Not only are sound effects a useful tool when creating a shows’ overall sound, but the use of licensed music (ie. popular music) is also helpful for Neely:
I think an audience can get what I would call score fatigue. Because these shows have a lot of music, and you know I’m scoring and scoring and scoring, and then if you can break it up with a song that really works well, then the audience has moments like, ‘okay, I’m not being manipulated’…And then I can come back and manipulate them with the score. It’s a nice breather and not just because I don’t have to write that music, but it’s literally like I can then be more effective because they let me stop for a minute.
Junkie XL also likes incorporating licensed music in his work. “I’m a big fan of that because I come from that world.” It was also a huge part of the soundtrack for Divergent:
What I did with the score was to bridge all the licensed music tracks together but in an original way. When you watch the movie, it didn’t feel like ‘oh there’s a licensed track, oh now we go back to full orchestra, oh okay, there’s a licensed track, now we’re back to orchestra.’ It needed to feel like a seamless experience.

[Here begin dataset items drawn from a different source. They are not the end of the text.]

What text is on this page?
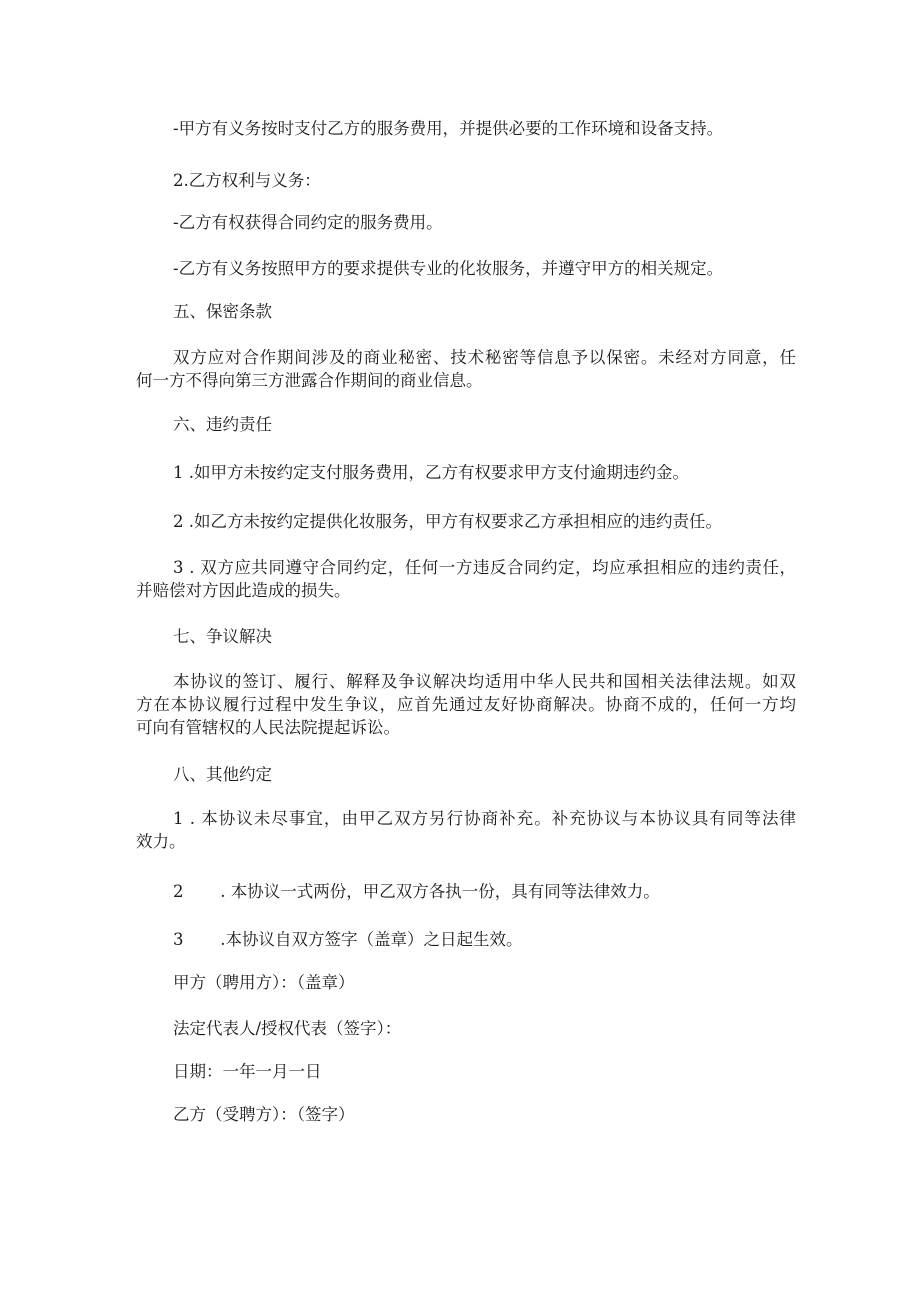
-甲方有义务按时支付乙方的服务费用，并提供必要的工作环境和设备支持。
2.乙方权利与义务：
-乙方有权获得合同约定的服务费用。
-乙方有义务按照甲方的要求提供专业的化妆服务，并遵守甲方的相关规定。
五、保密条款
双方应对合作期间涉及的商业秘密、技术秘密等信息予以保密。未经对方同意，任
何一方不得向第三方泄露合作期间的商业信息。
六、违约责任
1 .如甲方未按约定支付服务费用，乙方有权要求甲方支付逾期违约金。
2 .如乙方未按约定提供化妆服务，甲方有权要求乙方承担相应的违约责任。
3 . 双方应共同遵守合同约定，任何一方违反合同约定，均应承担相应的违约责任，
并赔偿对方因此造成的损失。
七、争议解决
本协议的签订、履行、解释及争议解决均适用中华人民共和国相关法律法规。如双
方在本协议履行过程中发生争议，应首先通过友好协商解决。协商不成的，任何一方均
可向有管辖权的人民法院提起诉讼。
八、其他约定
1 . 本协议未尽事宜，由甲乙双方另行协商补充。补充协议与本协议具有同等法律
效力。
2       . 本协议一式两份，甲乙双方各执一份，具有同等法律效力。
3       .本协议自双方签字（盖章）之日起生效。
甲方（聘用方）：（盖章）
法定代表人/授权代表（签字）：
日期：一年一月一日
乙方（受聘方）：（签字）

Despite his fondness for licensed music, Junkie XL will go through extreme lengths to create original sounds:
I built this piano for, I actually built it for 300 Rise of An Empire, but I’m using it on every film. So we bought a piano for $25…so we took the piano back, with 2 axes, we just demolished the whole thing. The only thing that was left was the inside harp, that’s how you call it where the strings are. The outer enclosure was completely gone. Then we put it into a new enclosure and we put 3 amps in it and then put guitar and bass pickups.
He then records the guitar and bass pickups and incorporates them into his scores. His innovation was probably what caused George Miller to reach out to him to score Mad Max: Fury Road, which Junkie XL describes as a “really intense process.”:
I was in Sydney eleven, twelve times. The last time I was there for close to fourteen weeks. I moved out with my whole family, with my studio, with my assistants, the music editor, like everybody was there. And I sat with him [Miller] every day from morning to night to tweak the music…Even when I was not there, we had two Skype conferences a week that could last five or six hours per conference…

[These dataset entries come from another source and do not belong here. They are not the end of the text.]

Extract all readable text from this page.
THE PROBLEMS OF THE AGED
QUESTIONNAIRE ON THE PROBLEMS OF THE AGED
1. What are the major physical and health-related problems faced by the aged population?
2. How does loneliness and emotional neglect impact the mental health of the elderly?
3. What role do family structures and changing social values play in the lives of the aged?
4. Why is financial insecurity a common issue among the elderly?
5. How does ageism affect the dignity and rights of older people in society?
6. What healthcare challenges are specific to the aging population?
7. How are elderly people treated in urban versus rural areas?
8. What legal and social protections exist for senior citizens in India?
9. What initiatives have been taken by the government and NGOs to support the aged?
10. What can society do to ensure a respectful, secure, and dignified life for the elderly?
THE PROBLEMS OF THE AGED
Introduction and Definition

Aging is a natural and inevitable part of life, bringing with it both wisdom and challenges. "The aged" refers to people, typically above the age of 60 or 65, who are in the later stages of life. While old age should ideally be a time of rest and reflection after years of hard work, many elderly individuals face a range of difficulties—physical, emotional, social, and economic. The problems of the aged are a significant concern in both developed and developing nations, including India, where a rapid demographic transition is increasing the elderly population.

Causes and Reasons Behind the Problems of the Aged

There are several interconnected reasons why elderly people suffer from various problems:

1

And while each of these composers’ creative process differs, one thing that unites them all is their passion for music and using that in storytelling. For Beltrami, “The thing that got me into it was Westerns, but there’s not that many made, so I think everything I score is a Western, to make up for it.” But, “I do like superhero movies, I do see a lot of them with my kids.”
Before he was hired to score Avengers: Age of Ultron, Tyler was a fan of the first Avengers:
I remember watching the first one and thinking ‘wow, this is crazy’…to see them [the Avengers] in the same frame fighting it out in the forest, like ‘this is amazing!’ So to me, I think it’s an extra layer of cool factor of just having fun with it. And we do that with the music too. The fact that I ended up scoring Avengers is pretty crazy, and being able to use all those different themes and being able to work with them- I had a ball with it.
And although Tyler has done six Marvel projects in two years, “I would love to keep working with Marvel. So whenever they want me, I’m cool. I’m down.”